A good text editor should be useful for all kinds of work a programmer might do, and that includes opening files that may sometimes be several gigabytes in size. Therefore I would not recommend a mind set where everything is to be buffered in RAM.
I would recommend setting up a search tree of slices representing the file, where a single slice may be:
- A reference to a range of bytes in the actual file on disk, or
- A reference to an edited "page".
When you open a file you start by inserting a single item into the tree, which is simply a range representing the whole file, e.g. for a 10-MiB file:
std::map<size_t, slice_info> slices;
slices[0].size = 10*1024*1024;
When the user edits the file, create a "page" which is some reasonable size, say 4 KiB, around the edit point. The tree is spliced at that point. In the example, the edit point is at 5 MiB:
size_t const PAGE_SIZE = 4*1024;
slices[0].size = 5*1024*1024;
slices[5*1024*1024].size = PAGE_SIZE;
slices[5*1024*1024].buffer = create_buffer(file, 5*1024*1024, PAGE_SIZE);
slices[5*1024*1024 + PAGE_SIZE].size = 5*1024*1024 - PAGE_SIZE
You can use memory-mapped files both for the read-only buffer (the source file) and for the copied editable buffers (the latter would be placed in a temp directory). This also allows recovery should the editor crash.

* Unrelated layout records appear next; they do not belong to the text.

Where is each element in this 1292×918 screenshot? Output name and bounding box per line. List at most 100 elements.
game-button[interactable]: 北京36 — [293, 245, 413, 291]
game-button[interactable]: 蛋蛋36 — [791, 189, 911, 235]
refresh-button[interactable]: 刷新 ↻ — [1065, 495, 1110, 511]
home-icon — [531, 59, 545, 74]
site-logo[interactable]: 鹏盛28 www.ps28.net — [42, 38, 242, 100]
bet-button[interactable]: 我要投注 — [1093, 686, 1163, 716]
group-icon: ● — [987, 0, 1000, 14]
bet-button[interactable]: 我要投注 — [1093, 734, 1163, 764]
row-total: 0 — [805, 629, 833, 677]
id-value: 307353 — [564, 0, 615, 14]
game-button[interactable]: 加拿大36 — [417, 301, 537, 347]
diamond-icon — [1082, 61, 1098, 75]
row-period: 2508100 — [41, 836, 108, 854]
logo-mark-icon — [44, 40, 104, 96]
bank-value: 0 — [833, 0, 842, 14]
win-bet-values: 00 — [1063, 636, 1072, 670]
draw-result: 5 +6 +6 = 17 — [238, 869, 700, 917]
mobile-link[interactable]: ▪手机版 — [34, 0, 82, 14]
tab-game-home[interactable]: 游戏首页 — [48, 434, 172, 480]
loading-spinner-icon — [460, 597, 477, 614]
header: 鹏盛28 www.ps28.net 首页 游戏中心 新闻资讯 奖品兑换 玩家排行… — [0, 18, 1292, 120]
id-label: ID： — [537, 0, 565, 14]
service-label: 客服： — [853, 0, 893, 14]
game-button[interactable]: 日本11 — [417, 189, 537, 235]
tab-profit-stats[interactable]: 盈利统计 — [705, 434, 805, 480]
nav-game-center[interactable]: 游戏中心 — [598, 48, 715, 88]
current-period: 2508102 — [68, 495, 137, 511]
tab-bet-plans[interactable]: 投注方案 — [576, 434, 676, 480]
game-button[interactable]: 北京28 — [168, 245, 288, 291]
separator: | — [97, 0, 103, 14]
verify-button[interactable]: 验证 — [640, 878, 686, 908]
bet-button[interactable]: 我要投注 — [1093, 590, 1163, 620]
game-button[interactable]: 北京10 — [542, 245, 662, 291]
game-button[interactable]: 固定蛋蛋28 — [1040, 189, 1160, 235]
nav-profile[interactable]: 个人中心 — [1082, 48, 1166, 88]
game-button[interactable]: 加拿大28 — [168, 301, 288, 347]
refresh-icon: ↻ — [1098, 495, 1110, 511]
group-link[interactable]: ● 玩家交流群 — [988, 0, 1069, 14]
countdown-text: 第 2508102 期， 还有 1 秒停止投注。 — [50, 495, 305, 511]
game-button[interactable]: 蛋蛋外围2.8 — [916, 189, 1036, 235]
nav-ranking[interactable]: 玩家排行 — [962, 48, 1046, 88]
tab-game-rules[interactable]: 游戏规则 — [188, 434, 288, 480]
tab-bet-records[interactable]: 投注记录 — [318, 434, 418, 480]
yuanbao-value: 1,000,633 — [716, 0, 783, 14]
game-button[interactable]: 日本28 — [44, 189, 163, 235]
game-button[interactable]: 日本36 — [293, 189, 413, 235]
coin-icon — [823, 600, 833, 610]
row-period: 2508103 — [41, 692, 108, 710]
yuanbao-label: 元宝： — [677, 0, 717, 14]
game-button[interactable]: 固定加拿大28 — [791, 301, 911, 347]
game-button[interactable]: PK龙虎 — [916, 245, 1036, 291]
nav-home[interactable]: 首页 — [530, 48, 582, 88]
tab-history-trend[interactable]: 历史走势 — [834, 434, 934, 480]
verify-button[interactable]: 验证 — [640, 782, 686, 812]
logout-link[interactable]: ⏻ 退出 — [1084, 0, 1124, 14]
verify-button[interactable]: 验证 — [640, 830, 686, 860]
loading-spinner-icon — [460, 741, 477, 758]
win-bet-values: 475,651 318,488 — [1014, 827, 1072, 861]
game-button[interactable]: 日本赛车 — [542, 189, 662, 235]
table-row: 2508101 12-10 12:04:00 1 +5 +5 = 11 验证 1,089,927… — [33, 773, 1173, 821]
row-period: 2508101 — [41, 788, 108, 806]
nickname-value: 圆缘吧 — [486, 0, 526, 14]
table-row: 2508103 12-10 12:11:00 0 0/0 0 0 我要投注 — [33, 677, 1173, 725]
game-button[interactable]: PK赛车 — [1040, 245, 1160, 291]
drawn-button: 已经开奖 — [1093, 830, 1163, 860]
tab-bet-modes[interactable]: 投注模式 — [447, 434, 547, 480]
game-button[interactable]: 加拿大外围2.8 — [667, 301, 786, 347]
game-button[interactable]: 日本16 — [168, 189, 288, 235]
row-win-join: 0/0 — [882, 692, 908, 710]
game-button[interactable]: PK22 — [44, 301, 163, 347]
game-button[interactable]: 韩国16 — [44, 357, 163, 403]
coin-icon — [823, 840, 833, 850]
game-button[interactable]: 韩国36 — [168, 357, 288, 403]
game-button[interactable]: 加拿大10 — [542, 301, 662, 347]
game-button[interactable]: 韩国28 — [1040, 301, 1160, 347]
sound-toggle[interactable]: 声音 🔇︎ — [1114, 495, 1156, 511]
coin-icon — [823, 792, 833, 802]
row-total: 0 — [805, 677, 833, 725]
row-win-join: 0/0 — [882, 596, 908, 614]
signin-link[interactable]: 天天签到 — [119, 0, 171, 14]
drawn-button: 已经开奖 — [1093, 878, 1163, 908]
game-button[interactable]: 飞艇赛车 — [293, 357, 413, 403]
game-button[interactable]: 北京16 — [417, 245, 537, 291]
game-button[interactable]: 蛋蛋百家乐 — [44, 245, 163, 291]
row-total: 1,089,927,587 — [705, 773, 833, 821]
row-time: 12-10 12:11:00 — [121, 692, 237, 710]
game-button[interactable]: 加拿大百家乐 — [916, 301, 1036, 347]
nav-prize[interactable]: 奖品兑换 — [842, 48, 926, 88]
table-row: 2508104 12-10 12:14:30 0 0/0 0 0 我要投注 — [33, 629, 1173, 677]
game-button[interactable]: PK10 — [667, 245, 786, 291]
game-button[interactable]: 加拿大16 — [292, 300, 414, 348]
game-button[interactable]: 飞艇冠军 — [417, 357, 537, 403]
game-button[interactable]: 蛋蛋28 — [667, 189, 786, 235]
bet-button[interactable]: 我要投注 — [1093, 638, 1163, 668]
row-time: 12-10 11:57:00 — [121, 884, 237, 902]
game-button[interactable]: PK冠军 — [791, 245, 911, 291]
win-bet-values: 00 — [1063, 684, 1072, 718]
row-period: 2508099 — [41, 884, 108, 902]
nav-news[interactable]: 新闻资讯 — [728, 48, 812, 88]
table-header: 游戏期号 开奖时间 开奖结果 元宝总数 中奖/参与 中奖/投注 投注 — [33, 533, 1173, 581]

Using fixed-size pages will reduce fragmentation of the memory heap a lot since all blocks have the same size, and inserting text will never require moving more than 4 KiB of data ahead of you.
This is a simplified description to give the general idea without getting into too many gritty details. A real implementation would most likely need to be more sophisticated, e.g. allow for a variable amount of data in a page to cope with pages that overflow, and merge together many small slices so that running a regex substitution across a large file does not create too many small buffers. There probably needs to be a limit for the number of slices you should have in the tree simultaneously, but a key point is that when you start inserting somewhere you should make sure that you are working with a slice that isn't too big.
For regex, I don't think the performance is much of a problem as long as the whole editor doesn't hang while running it. Try Boost.Regex, it will most likely be fast enough for your needs, and it is also generic enough to plug in any buffering strategy you need.
The same applies to syntax highlighting, if you run it in the background it won't disturb the user so much while he is typing. You can use the slice approach to your benefit here:
- Each slice can have a mutex that can be locked during an editing operation, allowing syntax highlighting or "intellisense" type analysis to run in a background thread.
- You can store the state of the syntax highlighting engine so that whenever you make edits in a slice you can restart the syntax highlighting from the beginning of that slice, rather than from the beginning of the file.
I am not aware of any freestanding syntax highlighting engines, but they are usually based on regex substitution (see e.g. the syntax highlighting files in vim).